APS News

Attracting New Ideas for Measuring to Big G

By Gabriel Popkin

Henry Cavendish experiment
Image: wikimedia commons

Henry Cavendish started the search for an accurate measurement of big G with his torsion balance in 1798, shown here in a drawing from his paper reporting the results.

APS April Meeting 2016 — The gravitational constant, also known as “Big G”, is a bit of a black eye for physics. While precision measurements have enabled physicists to add ever more decimal points to most fundamental constants, G is barely known better today than it was more than two centuries ago, and at times its uncertainty has gone up instead of down. Currently, G is known to only around 47 parts per million, according to the International Council for Science’s Committee on Data for Science and Technology (CODATA), making it the fundamental constant with the largest uncertainty.

In an invited session at the APS April Meeting 2016, presenters reviewed past attempts to measure the constant and shared ideas for breaking the impasse. Physicists from all fields were urged to contribute to the effort by applying to participate in a National Science Foundation-sponsored “Ideas Lab,” a new initiative for funding innovative research.

Isaac Newton introduced G in 1687 with his law of universal gravitation. But the first person to attempt to measure G was Henry Cavendish in 1798. He designed a torsion balance in which two small “test masses” are suspended from a wire that is then gently twisted, and the gravitational attraction between each of those masses and two much larger “source masses” are pitted against the wire’s restoring force. The torsion balance is “one of the greatest ideas” for measuring the gravitational constant, said Stephan Schlamminger of the National Institute of Standards and Technology (NIST). “It brought physics a big step forward.” And augmented by electronic control systems, it remains the state of the art for precision gravity experiments.

It’s not that people haven’t tried other things. Schlamminger described various experiments using pendulums and balance beams, but none have improved over the torsion balance. Gravity is very weak relative to other forces, Schlamminger explained, and experiments cannot be shielded from outside gravitational influences.

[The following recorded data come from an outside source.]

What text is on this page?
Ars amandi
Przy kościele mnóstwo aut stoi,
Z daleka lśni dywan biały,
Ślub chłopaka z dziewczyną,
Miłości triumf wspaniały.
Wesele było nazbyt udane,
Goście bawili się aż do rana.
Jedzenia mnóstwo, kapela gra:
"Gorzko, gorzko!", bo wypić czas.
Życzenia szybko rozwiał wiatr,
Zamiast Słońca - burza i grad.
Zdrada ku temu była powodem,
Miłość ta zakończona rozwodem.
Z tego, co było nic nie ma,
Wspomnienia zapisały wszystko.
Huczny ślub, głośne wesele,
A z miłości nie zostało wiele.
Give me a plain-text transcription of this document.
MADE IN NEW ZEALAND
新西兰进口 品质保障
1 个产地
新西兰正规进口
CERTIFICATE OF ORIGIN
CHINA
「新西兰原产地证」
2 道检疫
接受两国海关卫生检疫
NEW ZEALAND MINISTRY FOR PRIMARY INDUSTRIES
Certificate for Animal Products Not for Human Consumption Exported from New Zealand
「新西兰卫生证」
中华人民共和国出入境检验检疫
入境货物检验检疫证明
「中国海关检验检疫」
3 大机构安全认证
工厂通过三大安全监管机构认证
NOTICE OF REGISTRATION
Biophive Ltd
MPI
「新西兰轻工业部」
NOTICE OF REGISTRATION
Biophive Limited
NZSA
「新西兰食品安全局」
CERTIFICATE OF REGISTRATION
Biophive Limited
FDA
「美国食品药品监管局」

Recent developments in cooling and trapping of atoms have enabled new approaches to the old problem, however. Guglielmo Tino of the University of Florence in Italy described a method known as “accurate measurement of G by atom interferometry,” or by its Italian acronym MAGIA. Tino and his colleagues put rubidium atoms in two different quantum states with different momentums and tossed them up vertically in the presence of source masses. They then used the falling atoms’ interference patterns to determine their accelerations, and ultimately derive a value for G.

Atoms provide natural advantages, Tino said: Their masses are known to high accuracy, and their positions can be measured very precisely using lasers. But he admitted that, compared to the torsion balance (described by Cavendish as “very simple”), “the MAGIA apparatus is not very simple,” requiring high vacuum and precisely tuned lasers. Tino’s team published a result in 2014 with an uncertainty of 150 parts per million — relatively large but within striking distance of torsion balance results. He thinks he can improve his experiment and further reduce the uncertainty by one or possibly even two orders of magnitude.

Christian Rothleitner of the Physikalisch-Technische Bundesanstalt in Germany proposed measuring the gravitational constant by simultaneously dropping three corner-cube reflectors as test masses, and measuring their gravitational accelerations using a laser interferometer. The setup would eliminate many sources of error present in other free-fall experiments, such as the moon and sun’s changing tidal influences and the gradient in Earth’s gravitational field. A prototype of Rothleitner’s proposed device has been built at the University of Luxembourg, and all that’s missing is funding to carry out the experiment, he said.

The problems with G go beyond large uncertainties, Schlamminger said. Some G-measuring experiments also disagree with each other and with the CODATA value. That suggests undiscovered systematic errors, and an International Union of Pure and Applied Physics working group is coordinating an effort to have labs around the world ship experimental setups to each other and repeat each other’s experiments, to better understand and hopefully reduce such errors. The first such repetition is in preparation at NIST.

But entirely new experimental approaches are also needed, Schlamminger added, especially from those outside the gravity research community. He urged all physicists help “reinvigorate the field” by applying to NSF’s Ideas Lab. “Measuring Big G is a great thing to do at a small institution, because you only need a tabletop experiment,” Schlamminger said. “It’s metrology, it’s fun and you learn a lot.”

Preliminary proposals are due May 16, and “ideas should be risky,” Schlamminger added. “They should not be ones that will work for sure, because then someone will have already tried it.”